Why Isn’t Rae Sloane on Screen?
And yet, many Star Wars fans don’t know about her. It may be understood, that every character that exists in the books, does not have to exist on screen. We understand that every character, while sometimes referenced, does not have to appear across all forms of media. However, when it comes to black women specifically, until the announcement of Naomi Ackie’s Jannah in Star Wars Episode IX, we have not seen black women in any prominent role (and don’t dare try to mention Thandie Newton’s Val, in Solo, because that’s just disrespectful). This isn’t an accident. While Star Wars has been making strides in diversity, the filmmakers have been apprehensive about black women on screen.
Grand Admiral Rae Sloane was the most powerful Imperial following Endor. It was said that she started the First Order. And yet, there hasn’t even been the mention of her name in the sequel movies, where the First Order is the authoritarian antagonistic force. She hasn’t even been hinted at in possible casting choices for IX. She brought the Empire to where they are now (as the First Order) and it isn’t even acknowledged.
It may be that they are being careful with story conflict. It may be that they never intended to show characters who didn’t originate in the movies on the big screen, but I’m more inclined to believed that along with those factors, is the pure systemic aversion to anything that runs too far from Hollywood’s default- the straight white man. They inch with women. They inch with black men. They inched with Latinos and Asians (to the bear minimum). But black women? Apparently, that’s too “radical.” I think that they are afraid for someone as powerful as Rae Sloane to be on screen, with her demographics and intersections. Right? Sure.
Behind the Scenes
Before we close, it’s imperative that we to hit on another topic that is often swept under the rug. What of the voices behind these characters? We love John Jackson Miller, and we love Chuck Wendig. Their creation and contribution to the legacy of Grand Admiral Rae Sloane is much appreciated, so their is no slight intended when I say that they are still the default that white males that were given the opportunity to create her. Now that they have used their privilege for good, it’s the proper time for a new voice should be introduced to this character. I’m talking about a black, queer woman’s voice, or any of the demographics thereof at the minimum.
The fact is that from every level from movies down to books and comics, the white male still dominates. Then the white woman. Why, with so many woman of color fans and talent out there, haven’t we had the opportunity to read a Star Wars book or comic, or watched a show/movie, written or directed by a black woman?
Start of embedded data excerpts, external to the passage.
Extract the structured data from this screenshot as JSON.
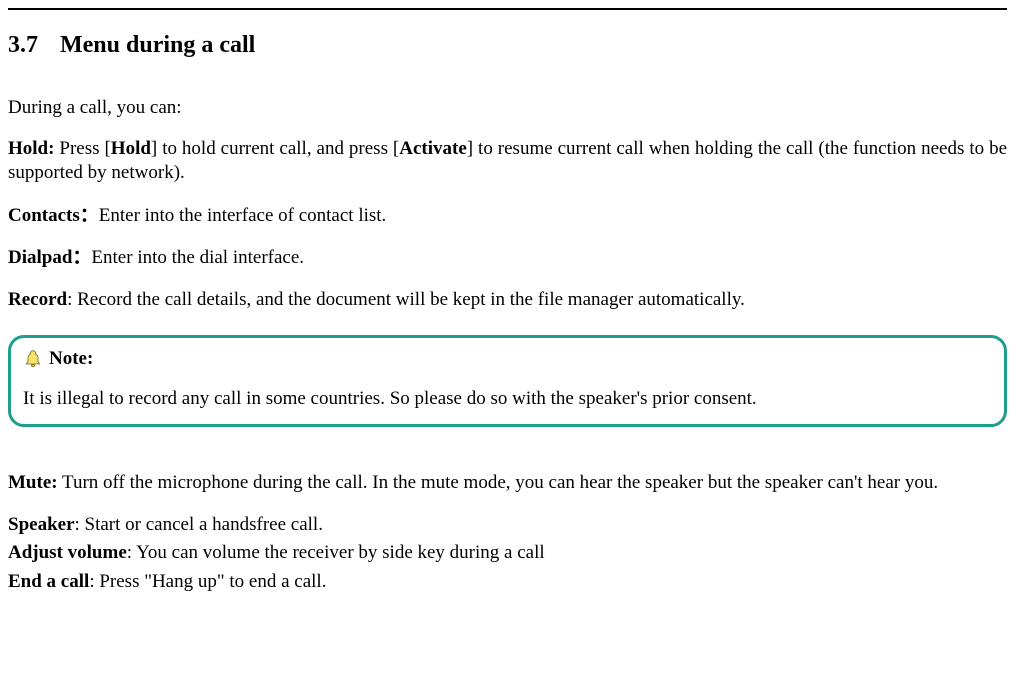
{
  "heading": {
    "number": "3.7",
    "title": "Menu during a call"
  },
  "intro": "During a call, you can:",
  "items": {
    "hold": {
      "label": "Hold:",
      "pre": " Press [",
      "key1": "Hold",
      "mid": "] to hold current call, and press [",
      "key2": "Activate",
      "post": "] to resume current call when holding the call (the function needs to be supported by network)."
    },
    "contacts": {
      "label": "Contacts：",
      "text": "Enter into the interface of contact list."
    },
    "dialpad": {
      "label": "Dialpad：",
      "text": "Enter into the dial interface."
    },
    "record": {
      "label": "Record",
      "text": ": Record the call details, and the document will be kept in the file manager automatically."
    },
    "mute": {
      "label": "Mute:",
      "text": " Turn off the microphone during the call. In the mute mode, you can hear the speaker but the speaker can't hear you."
    },
    "speaker": {
      "label": "Speaker",
      "text": ": Start or cancel a handsfree call."
    },
    "adjust": {
      "label": "Adjust volume",
      "text": ": You can volume the receiver by side key during a call"
    },
    "end": {
      "label": "End a call",
      "text": ": Press \"Hang up\" to end a call."
    }
  },
  "note": {
    "label": "Note:",
    "body": "It is illegal to record any call in some countries. So please do so with the speaker's prior consent."
  }
}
In order to fix this issue, we must actively fight back against it by seeking out those talented individuals looking for the opportunity.
There are aspects of Rae’s character that as black, woman, queer, or a combination thereof, a white man just may not be able to see. There is nuance and details that they wouldn’t even know to think about. They’ve already written great stories with Rae, but what might that demographic lens and perspective put on the character? Put more diverse people behind the scenes and natural you’ll get more diverse character writing.
Give Grand Admiral Rae Sloane the respect she deserves, and remember to the crew at #SWRepMatters, Grand Admiral Rae Sloane is our emperor.